That made the scientists hope that these kind of detections would become common place, but they couldn’t be sure.
“We were wondering how lucky we got,” Shawhan said. “Was it out of the blue? Would it be years before we saw another one? Or were these events more common than we ever dreamed?”
The team is thrilled to have confirmed a second observation so quickly. While the first detection “jumped out” from the data, the researchers say, the second one was only noticed thanks to the analysis of specially developed software. Being able to detect a weaker signal is useful for several reasons: Smaller black holes spend more time merging before their massive gravity pulls them together, and it’s during this brief window that LIGO can detect the waves they produce. The signal of the second event lasted for an entire second — almost 10 times longer than the first — which allowed scientists to glean more information about the behavior of the two black holes.
The detection of smaller black holes makes some LIGO researchers hope that they’ll soon detect the interactions of ultra-dense neutron stars, which are even less massive and very poorly understood.

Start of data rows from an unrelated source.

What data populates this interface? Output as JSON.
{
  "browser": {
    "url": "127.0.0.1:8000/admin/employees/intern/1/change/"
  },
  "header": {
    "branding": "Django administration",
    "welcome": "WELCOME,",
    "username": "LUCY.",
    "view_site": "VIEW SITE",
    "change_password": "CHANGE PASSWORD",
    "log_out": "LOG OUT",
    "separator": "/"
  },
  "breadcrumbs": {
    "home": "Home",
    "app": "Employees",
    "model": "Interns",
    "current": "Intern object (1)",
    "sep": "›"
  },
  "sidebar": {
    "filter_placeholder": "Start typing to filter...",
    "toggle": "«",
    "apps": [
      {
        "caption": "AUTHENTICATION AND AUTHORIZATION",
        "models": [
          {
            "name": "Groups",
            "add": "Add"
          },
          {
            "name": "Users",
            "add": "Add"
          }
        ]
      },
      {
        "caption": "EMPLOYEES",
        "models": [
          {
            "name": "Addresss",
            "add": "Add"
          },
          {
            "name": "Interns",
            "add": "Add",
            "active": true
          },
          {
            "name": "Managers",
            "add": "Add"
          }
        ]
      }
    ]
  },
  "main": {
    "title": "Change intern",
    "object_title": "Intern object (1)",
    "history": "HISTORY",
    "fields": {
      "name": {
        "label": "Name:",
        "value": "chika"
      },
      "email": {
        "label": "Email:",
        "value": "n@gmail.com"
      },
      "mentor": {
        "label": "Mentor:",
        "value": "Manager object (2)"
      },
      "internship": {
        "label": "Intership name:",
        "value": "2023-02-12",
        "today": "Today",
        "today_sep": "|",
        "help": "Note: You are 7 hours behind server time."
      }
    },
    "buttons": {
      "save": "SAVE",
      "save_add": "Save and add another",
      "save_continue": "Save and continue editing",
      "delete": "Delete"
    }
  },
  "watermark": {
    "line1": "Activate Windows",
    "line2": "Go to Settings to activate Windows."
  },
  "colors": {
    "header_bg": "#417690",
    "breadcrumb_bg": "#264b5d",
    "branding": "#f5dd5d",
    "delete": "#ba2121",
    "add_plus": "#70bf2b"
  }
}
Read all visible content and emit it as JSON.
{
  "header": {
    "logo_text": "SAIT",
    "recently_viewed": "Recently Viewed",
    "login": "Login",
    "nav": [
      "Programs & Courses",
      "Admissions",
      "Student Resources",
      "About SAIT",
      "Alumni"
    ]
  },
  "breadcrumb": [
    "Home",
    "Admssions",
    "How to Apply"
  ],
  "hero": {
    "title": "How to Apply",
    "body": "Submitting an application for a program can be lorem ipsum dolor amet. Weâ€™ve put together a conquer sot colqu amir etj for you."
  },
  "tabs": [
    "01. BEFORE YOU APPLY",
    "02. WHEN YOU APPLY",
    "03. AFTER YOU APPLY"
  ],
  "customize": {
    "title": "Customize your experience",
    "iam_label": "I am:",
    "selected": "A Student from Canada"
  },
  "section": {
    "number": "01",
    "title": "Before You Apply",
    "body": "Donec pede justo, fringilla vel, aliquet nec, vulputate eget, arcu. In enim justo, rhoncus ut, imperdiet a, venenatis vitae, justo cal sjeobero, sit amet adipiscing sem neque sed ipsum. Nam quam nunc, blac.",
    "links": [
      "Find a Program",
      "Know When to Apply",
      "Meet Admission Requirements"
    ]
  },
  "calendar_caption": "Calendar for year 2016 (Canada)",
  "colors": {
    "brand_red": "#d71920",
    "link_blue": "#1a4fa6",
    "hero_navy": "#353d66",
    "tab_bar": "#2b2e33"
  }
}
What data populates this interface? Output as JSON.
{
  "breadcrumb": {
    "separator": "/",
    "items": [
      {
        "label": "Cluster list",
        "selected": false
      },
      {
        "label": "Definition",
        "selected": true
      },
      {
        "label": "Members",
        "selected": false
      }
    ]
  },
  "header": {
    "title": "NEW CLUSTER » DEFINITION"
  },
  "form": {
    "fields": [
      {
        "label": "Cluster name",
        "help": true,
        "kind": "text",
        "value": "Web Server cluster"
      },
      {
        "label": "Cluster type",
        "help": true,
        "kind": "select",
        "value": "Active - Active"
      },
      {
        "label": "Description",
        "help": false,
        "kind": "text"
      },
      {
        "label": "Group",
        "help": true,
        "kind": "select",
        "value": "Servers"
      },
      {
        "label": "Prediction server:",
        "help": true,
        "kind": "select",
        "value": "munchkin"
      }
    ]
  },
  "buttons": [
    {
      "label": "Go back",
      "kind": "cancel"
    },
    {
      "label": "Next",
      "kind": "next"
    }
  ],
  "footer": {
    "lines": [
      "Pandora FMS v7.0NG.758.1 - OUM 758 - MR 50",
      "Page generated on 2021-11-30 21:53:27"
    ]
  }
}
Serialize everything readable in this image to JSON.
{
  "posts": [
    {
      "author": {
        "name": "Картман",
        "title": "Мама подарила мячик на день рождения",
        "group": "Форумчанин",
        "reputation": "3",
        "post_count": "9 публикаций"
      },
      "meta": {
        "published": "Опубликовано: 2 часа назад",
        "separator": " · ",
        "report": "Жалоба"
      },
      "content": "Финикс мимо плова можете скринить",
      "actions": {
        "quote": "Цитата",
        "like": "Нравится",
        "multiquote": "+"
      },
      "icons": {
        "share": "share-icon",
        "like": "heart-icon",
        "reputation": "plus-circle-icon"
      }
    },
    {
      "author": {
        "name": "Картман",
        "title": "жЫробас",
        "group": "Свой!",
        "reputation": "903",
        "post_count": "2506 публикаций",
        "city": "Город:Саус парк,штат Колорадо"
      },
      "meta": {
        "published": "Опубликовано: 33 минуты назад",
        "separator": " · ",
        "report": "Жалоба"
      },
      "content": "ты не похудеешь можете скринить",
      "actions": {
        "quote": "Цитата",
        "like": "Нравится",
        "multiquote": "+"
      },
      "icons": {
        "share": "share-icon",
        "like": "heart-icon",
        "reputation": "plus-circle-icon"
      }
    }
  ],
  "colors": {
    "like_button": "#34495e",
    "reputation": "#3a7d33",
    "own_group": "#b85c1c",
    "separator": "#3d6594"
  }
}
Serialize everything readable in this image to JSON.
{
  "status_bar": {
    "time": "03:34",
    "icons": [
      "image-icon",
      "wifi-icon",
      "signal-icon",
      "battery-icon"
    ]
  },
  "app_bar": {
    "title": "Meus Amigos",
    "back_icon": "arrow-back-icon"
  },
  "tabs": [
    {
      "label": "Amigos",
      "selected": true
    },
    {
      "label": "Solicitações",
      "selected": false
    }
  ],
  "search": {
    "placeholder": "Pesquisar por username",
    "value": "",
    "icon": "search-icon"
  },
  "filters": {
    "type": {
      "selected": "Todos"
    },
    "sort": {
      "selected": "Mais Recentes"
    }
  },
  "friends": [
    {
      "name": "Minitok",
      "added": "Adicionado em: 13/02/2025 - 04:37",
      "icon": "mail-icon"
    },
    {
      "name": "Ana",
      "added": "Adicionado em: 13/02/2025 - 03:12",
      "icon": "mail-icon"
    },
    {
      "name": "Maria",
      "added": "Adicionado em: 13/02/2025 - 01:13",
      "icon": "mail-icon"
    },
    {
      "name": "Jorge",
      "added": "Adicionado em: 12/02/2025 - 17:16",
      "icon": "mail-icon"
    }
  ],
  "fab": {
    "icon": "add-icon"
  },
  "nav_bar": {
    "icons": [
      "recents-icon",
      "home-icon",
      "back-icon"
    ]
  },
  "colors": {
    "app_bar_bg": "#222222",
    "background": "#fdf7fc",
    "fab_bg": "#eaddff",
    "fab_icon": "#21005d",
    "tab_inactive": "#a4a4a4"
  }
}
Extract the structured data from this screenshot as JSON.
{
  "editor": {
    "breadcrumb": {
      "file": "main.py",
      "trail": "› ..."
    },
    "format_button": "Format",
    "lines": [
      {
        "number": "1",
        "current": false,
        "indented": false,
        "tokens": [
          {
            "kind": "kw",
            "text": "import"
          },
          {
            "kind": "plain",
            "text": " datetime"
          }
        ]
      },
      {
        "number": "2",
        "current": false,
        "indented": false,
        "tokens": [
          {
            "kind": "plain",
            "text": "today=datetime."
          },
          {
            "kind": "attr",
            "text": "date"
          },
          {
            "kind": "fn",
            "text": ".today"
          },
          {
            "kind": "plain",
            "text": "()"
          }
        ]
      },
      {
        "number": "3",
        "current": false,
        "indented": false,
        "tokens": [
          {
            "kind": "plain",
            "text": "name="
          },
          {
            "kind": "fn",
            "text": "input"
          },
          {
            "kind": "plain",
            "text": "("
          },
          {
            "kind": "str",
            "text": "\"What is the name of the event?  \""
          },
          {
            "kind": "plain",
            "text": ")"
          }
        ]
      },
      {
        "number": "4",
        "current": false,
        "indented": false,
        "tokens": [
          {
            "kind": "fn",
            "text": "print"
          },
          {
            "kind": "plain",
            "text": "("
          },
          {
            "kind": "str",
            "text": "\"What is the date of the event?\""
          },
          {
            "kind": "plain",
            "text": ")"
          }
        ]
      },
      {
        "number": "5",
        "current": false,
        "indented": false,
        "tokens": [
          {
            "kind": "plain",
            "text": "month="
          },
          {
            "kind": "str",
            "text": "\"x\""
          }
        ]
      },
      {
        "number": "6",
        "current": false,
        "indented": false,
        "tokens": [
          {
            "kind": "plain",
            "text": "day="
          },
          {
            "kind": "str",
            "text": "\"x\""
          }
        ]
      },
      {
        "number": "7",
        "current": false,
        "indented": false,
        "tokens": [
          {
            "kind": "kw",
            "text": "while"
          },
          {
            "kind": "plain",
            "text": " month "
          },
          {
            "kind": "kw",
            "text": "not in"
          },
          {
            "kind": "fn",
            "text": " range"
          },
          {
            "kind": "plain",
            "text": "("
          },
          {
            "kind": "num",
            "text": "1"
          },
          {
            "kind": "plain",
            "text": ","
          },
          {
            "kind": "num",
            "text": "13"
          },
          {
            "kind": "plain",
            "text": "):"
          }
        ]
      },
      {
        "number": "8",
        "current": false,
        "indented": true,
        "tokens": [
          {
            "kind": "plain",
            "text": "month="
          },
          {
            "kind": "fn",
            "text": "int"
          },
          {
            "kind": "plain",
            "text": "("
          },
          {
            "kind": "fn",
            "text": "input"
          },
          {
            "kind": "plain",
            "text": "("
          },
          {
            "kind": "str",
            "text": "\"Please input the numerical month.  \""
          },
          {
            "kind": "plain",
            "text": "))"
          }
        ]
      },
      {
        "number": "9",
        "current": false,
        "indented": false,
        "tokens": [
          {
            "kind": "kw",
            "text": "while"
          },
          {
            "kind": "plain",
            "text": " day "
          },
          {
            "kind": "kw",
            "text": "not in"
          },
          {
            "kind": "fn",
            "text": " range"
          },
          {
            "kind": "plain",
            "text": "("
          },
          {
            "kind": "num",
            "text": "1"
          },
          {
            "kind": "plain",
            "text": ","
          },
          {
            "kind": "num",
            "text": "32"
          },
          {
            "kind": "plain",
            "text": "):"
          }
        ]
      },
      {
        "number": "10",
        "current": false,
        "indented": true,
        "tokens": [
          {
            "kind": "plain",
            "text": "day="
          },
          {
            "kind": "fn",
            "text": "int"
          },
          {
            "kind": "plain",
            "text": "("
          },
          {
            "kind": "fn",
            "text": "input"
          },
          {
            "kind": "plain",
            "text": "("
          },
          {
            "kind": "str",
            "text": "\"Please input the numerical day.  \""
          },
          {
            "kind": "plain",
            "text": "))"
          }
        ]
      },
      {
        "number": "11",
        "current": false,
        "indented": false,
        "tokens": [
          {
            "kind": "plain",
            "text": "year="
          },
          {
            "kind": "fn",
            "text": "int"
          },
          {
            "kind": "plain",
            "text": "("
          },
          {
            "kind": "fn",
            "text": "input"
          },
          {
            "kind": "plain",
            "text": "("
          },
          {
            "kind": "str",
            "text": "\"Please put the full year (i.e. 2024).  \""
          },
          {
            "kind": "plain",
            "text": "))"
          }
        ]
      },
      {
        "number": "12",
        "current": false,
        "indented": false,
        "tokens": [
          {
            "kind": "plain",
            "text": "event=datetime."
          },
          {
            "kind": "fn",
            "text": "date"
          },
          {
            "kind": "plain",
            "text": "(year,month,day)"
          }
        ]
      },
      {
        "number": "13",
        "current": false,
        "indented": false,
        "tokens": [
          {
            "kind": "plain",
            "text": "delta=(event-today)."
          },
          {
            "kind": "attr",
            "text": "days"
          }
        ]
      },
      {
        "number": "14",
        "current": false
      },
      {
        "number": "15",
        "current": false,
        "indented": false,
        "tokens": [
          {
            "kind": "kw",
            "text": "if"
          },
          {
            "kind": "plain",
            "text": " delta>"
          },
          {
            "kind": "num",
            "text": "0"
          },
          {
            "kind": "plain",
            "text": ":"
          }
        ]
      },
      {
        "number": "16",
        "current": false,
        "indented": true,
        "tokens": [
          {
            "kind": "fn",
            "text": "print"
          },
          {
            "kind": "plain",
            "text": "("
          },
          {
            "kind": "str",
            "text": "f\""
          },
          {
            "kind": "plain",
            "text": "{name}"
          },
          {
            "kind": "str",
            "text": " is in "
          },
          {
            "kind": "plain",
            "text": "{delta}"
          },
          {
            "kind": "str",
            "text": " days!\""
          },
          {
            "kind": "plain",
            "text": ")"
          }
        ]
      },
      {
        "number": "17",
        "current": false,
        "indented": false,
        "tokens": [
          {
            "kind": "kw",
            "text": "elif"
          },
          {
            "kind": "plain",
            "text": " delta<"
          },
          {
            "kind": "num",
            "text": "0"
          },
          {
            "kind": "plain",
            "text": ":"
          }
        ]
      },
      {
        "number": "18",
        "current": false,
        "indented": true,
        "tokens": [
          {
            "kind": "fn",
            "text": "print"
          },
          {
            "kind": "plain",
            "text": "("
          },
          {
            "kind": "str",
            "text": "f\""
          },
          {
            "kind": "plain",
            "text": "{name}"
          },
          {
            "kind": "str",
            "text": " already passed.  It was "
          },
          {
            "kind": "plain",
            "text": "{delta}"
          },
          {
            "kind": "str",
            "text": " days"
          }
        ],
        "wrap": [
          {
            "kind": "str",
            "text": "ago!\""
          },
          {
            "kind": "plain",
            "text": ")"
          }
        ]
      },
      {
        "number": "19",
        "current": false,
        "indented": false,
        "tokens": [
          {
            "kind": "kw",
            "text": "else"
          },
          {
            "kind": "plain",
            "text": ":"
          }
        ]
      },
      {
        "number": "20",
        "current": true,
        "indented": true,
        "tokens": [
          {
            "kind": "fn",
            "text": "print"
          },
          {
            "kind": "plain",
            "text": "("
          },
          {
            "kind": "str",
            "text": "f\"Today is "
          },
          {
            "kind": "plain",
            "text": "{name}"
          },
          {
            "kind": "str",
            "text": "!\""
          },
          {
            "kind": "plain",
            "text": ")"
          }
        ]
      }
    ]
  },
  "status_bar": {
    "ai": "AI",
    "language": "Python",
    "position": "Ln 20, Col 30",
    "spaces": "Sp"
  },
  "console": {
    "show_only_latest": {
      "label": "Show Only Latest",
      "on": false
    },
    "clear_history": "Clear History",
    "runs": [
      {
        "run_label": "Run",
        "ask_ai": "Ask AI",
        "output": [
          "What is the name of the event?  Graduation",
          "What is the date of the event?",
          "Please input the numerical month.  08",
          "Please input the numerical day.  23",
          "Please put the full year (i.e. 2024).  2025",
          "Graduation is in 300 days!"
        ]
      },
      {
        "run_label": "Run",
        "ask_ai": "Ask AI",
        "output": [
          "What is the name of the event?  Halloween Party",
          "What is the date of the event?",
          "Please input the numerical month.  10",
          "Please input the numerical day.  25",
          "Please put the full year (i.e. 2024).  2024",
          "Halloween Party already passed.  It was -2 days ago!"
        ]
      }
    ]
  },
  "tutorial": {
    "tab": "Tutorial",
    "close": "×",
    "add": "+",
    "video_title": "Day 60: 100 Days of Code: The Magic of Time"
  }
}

“Our experience with this new black-hole binary gives us confidence that we can detect — in near real-time with our present techniques — systems with very small amplitudes as we expect for binary neutron stars,” Pennsylvania State University’s Chad Hanna, who led the group that developed the software, said in a statement. “We now have good reason to believe that the future for gravitational-wave astronomy and multi-messenger astrophysics is bright.”
While Hanna isn’t the only team member who’s optimistic about detecting neutron stars, González is a little more cautious. LIGO is going to do another round of data collection starting this fall, but she suspects that the signals produced by these mysterious stars will still be too weak to detect — unless they happen to catch one that’s very close by.
That doesn’t mean they won’t be trying. González hopes to see the detection of strange new systems with the help of improved detectors and analytical software. And even if it takes years — or even a totally new kind of detector — to find something new, the LIGO teem is now confident that they’ll be seeing plenty more black hole collisions.
“We like to say that we now have put the ‘O’ in LIGO,” González said. The facility isn’t a theoretical instrument anymore: It’s an observatory, and it’s going to be kept very, very busy.